Canadiens de Montréal

Callahan, le «Wolverine» du Lightning?

Agence QMI / Jean-François Chaumont

Publié | Mis à jour

Dans la fameuse guerre psychologique à l’approche d’une rencontre importante, Jon Cooper a tenté d’entretenir un petit mystère par rapport au statut de Ryan Callahan.

Opéré d’urgence lundi soir au Tampa General Hospital pour une appendicectomie, Callahan a reçu son congé d’hôpital en matinée.

«Ryan est un cas extrêmement douteux pour la rencontre de ce soir, a affirmé Cooper en conférence de presse à quelques heures du sixième match. Nous avons déjà vu des retours miraculeux en séries.

«J’ai lu sur ce type d’opération et il y a des athlètes qui reviennent après seulement une journée et d’autres après quelques semaines, a-t-il poursuivi. Comme je connais bien Callahan, je crois bien qu’on devrait calculer son absence en terme de jours.»

Cooper a appris la nouvelle pour son ailier droit, lundi après-midi. Callahan n’avait pas participé à l’entraînement de son équipe.

«Quand tu reçois un appel du médecin de l’équipe vers 16 heures, ce n’est jamais une bonne nouvelle, a mentionné l’entraîneur en chef du Lightning. Il se sentait bien hier matin et son absence à l’entraînement n’avait rien à voir avec son appendicite.»

Si Cooper n’a pas confirmé l’absence de Callahan à 100%, Ondrej Palat et Steven Stamkos ont tenu des discours plus affirmatifs.

«C’est malheureux de perdre Cally (Callahan), a dit Palat. Nous devrons jouer sans lui. Il est un bon vétéran pour notre équipe.»

«C’est un dur coup pour Cally, mais nous avons beaucoup de profondeur au sein de l’équipe, a renchéri Stamkos. Il s’agira d’une bonne occasion pour l’un des jeunes joueurs. »

Le pari de Cooper

Avec l’absence plus que probable de Callahan, Cooper risque fort de sortir un lapin de son chapeau. Jonathan Marchessault, qui a joué seulement deux matchs cette saison avec le Lightning, pourrait remplacer Callahan au détriment de Jonathan Drouin ou Vladislav Namestnikov.

«Jon m’a dit que je ferais la période d’échauffement et de me préparer comme si je jouais, a raconté Marchessault.
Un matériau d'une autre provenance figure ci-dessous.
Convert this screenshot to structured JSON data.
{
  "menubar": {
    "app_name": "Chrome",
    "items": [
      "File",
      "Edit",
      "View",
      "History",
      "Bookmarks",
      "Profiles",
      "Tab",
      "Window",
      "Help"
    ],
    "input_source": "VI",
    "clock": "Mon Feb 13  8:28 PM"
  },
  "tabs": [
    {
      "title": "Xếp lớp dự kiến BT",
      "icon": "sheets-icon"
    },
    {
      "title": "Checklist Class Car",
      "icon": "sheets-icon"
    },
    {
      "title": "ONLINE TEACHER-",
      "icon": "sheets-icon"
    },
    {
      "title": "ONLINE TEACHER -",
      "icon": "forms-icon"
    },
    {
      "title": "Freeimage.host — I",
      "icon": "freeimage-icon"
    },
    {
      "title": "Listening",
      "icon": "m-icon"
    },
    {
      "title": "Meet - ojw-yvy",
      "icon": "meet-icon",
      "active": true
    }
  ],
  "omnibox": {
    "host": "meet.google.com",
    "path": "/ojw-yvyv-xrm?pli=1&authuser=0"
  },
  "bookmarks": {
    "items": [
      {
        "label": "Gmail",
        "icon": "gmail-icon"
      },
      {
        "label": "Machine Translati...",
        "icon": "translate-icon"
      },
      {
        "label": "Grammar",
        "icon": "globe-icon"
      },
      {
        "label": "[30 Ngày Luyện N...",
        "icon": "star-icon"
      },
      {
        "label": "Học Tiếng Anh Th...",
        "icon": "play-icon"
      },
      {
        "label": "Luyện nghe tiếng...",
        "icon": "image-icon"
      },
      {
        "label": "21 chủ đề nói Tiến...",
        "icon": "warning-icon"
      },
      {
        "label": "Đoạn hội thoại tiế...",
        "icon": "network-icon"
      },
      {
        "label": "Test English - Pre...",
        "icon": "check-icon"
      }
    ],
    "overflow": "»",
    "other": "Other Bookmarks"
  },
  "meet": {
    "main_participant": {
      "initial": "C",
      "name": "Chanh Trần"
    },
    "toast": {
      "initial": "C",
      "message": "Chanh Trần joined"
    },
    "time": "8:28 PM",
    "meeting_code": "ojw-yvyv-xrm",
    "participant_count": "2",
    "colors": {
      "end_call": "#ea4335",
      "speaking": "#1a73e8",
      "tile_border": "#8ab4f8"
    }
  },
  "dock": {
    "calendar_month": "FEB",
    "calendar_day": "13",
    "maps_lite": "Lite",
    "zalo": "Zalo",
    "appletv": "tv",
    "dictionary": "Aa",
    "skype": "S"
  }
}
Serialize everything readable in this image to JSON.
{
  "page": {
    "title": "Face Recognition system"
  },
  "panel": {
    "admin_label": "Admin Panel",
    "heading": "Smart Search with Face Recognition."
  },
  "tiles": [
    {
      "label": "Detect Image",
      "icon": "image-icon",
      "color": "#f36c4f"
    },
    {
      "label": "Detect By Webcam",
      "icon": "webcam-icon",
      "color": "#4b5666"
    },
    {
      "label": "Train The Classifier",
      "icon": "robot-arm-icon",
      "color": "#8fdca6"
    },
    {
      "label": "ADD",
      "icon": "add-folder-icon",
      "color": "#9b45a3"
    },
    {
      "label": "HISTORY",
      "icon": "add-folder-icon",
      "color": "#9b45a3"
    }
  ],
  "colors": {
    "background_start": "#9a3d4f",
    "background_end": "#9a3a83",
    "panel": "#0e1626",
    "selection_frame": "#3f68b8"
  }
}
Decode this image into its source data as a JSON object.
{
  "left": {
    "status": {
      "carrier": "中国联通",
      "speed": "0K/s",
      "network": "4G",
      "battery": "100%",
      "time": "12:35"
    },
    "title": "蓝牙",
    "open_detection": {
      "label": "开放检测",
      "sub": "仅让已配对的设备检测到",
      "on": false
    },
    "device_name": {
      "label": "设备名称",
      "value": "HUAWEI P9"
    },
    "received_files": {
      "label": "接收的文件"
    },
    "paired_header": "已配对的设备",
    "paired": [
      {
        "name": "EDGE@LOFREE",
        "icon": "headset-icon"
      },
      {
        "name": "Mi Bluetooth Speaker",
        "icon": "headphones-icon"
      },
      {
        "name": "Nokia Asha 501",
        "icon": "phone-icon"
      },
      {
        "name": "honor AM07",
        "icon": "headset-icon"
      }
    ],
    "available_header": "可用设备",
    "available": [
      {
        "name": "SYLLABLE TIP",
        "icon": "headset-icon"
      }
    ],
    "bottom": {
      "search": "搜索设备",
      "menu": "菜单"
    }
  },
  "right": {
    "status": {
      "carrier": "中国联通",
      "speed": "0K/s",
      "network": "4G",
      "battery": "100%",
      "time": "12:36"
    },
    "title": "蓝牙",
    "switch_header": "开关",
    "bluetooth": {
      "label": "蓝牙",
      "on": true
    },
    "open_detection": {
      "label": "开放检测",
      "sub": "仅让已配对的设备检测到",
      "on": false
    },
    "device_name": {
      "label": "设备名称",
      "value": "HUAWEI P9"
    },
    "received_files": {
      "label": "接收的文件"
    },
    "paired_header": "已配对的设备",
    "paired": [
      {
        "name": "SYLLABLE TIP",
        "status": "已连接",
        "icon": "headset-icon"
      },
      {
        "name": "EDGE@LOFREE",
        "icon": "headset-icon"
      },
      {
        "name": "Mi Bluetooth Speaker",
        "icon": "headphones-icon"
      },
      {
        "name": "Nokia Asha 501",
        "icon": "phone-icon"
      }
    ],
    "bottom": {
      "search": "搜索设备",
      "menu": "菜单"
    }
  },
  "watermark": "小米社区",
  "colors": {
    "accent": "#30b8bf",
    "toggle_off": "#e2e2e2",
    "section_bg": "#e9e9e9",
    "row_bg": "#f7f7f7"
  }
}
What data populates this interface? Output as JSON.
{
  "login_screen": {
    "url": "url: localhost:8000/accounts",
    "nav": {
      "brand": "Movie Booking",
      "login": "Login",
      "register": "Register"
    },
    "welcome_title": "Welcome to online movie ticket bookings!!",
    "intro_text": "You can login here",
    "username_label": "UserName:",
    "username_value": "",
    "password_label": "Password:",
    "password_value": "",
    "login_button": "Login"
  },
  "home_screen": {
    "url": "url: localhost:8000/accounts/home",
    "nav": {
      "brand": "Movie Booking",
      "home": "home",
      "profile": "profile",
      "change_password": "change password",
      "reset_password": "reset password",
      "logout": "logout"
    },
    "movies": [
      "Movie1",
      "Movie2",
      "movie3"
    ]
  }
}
J’écoute ce qu’il me dit et je serais prêt.»

Marchessault détient une carte importante dans son jeu. Contrairement à Drouin et Namestnikov, il est un ailier droit naturel, tirant de la droite comme Callahan.

«Je ne me souviens pas d’avoir vu jouer Jo (Drouin) ou Namestnikov à l’aile droite cette saison, a mentionné le défenseur réserviste, Mark Barberio. Marchessault n’a pas beaucoup d’expérience dans la LNH, mais il a du caractère et il a toujours été un bon marqueur.»

En 68 matchs avec le Crunch de Syracuse cette saison dans la Ligue américaine, Marchessault a obtenu 67 points (24 buts, 43 passes). À ses deux seuls matchs avec le Lightning cette année, il a marqué un but.

«Je me sens bien, je n’ai pas joué depuis 10 jours, alors je suis bien reposé, a affirmé l’ancien des Remparts de Québec. Je tenterai de saisir l’opportunité et d’aider l’équipe à obtenir une grosse victoire si je participe au match. Je ne chercherai pas à combler la perte de Callahan, je voudrai seulement jouer mon style.»

L’exemple de Pacioretty

Au mois de janvier 2013, Max Pacioretty avait vécu un scénario semblable à celui de Callahan. Il avait été opéré pour une appendicectomie. Il avait recommencé à s’entraîner avec ses coéquipiers six jours plus tard.

Selon le plan original des médecins, Pacioretty devait manquer trois semaines. Mais, il était revenu au jeu plus rapidement. On ne parlait toutefois pas d’un retour après seulement 24 heures.